You should want to do it to help people plain and simple. I don't know any poor doctors in any country do you?
I call bullshit. Everyone deserves to make whatever living they can. Doctors are not saints. We don't expect car mechanics to enter their trade for the sheer love of grease and tire tread. You're talking complete nonsense. All people enter into whatever trades they feel drawn to and which they think will earn them a living by putting their talents to the best use. Doctors are no different. If you have a problem with thier pricing I suggest you look into the many ways in which the system is rigged to enable them.
I agree that it is possible.Not that it will.It won't.The governments across the world could put down their arms and devote themselves to feeding clothing and healing the poor of the world..will they do that? No they won't.They could though.

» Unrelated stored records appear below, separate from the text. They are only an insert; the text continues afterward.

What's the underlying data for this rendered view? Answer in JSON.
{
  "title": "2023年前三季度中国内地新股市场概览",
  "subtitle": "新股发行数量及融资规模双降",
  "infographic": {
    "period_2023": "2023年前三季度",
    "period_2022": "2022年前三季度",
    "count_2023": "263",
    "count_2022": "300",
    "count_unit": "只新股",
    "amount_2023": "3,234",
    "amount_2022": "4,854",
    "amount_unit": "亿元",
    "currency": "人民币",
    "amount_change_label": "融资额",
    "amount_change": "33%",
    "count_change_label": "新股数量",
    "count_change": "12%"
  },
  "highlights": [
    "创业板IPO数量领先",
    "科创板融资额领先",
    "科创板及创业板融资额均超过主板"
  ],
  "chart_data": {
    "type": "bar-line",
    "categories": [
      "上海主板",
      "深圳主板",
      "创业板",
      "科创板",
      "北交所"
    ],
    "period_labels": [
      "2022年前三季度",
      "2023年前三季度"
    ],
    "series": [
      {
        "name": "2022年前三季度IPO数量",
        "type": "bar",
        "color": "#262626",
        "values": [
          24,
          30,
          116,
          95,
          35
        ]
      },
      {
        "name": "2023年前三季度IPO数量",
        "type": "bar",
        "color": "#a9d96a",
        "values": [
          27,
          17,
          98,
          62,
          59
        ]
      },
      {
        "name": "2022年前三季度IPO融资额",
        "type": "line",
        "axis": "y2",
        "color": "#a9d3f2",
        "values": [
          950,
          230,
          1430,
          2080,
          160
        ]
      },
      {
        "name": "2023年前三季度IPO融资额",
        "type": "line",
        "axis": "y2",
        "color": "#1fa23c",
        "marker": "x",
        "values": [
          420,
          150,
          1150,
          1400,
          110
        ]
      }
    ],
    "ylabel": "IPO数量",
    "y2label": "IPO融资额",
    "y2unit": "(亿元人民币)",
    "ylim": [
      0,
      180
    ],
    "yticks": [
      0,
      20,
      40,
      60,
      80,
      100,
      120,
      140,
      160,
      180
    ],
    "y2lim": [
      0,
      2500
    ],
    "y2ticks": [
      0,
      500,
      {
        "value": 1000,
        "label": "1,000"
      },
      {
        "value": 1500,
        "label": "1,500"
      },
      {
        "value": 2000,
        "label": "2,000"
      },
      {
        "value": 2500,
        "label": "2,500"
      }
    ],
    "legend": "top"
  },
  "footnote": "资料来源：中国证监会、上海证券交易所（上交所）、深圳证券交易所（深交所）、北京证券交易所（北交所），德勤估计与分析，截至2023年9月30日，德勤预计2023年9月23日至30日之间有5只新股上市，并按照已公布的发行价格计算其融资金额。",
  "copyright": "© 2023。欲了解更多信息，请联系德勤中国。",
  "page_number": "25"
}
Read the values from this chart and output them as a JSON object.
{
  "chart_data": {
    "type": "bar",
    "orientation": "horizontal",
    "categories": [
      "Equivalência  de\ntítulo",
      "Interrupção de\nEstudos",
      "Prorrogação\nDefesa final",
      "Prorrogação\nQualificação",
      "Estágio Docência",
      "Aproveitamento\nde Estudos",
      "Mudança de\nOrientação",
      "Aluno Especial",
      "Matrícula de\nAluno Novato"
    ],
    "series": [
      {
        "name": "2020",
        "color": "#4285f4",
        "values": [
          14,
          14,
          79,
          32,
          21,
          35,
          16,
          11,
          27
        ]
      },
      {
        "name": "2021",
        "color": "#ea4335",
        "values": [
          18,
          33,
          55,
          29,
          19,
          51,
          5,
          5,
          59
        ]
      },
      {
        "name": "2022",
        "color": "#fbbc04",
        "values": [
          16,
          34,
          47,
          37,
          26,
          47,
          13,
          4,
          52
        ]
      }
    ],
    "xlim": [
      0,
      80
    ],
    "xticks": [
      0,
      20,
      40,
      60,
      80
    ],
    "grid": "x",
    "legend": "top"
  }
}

No, they couldn't. That's what's underlying what you're missing in this whole argument. The government is not the perfect cure for the imperfect market, it's just a bunch of people with the power to make laws, levy taxes, and kill dissenters. The problems we're dealing with are not problems of obedience, you can't wave the magic wand of legislation and make them go away. They are in fact due to too many attempts to wave that very wand and the morass of **** that's been left in the wake of such interventions.
They spend tax $$ on such utter useless crap. Like a a load of cash in Canada to cover a statues penis...I mean come on.
I agree, if we could take the politics out of politics, then political systems would fuction perfectly. However, you may as well try to get rid of the friction and subsequent heat and all the problems it causes in internal combustion engines. It's not going to happen.
As for insurance I agree they could do well..but why would they want to change what works for them or for politicians?
They won't. So what makes you think politicians will change that too? More controls will be passed off as being in the interest of the people or the poor, it will end up being another enablement of the doctors and corporations at the expense of the people in the end. The answer isn't more government or putting 'the right people' in charge. It's ending the existing enablements and thus forcing the doctors and the insurance companies to deal directly with the consumers that are their customers. Making them deal directly with the people that are supposed to be their customers, the income they are willing to devote to their services, and the expectations they have and want met.
I think medical school should be free in order to increase supply. There also needs to be more schools. It won't happen but it should.
There is no such thing as free, there is only 'on someone else's dime'. And it shouldn't happen. We'd get a glut and end up with unemployed med school graduates. The supply of doctors like everything else should be dictated by the demand for such. That is something that can only be discovered, not known in advance and planned for.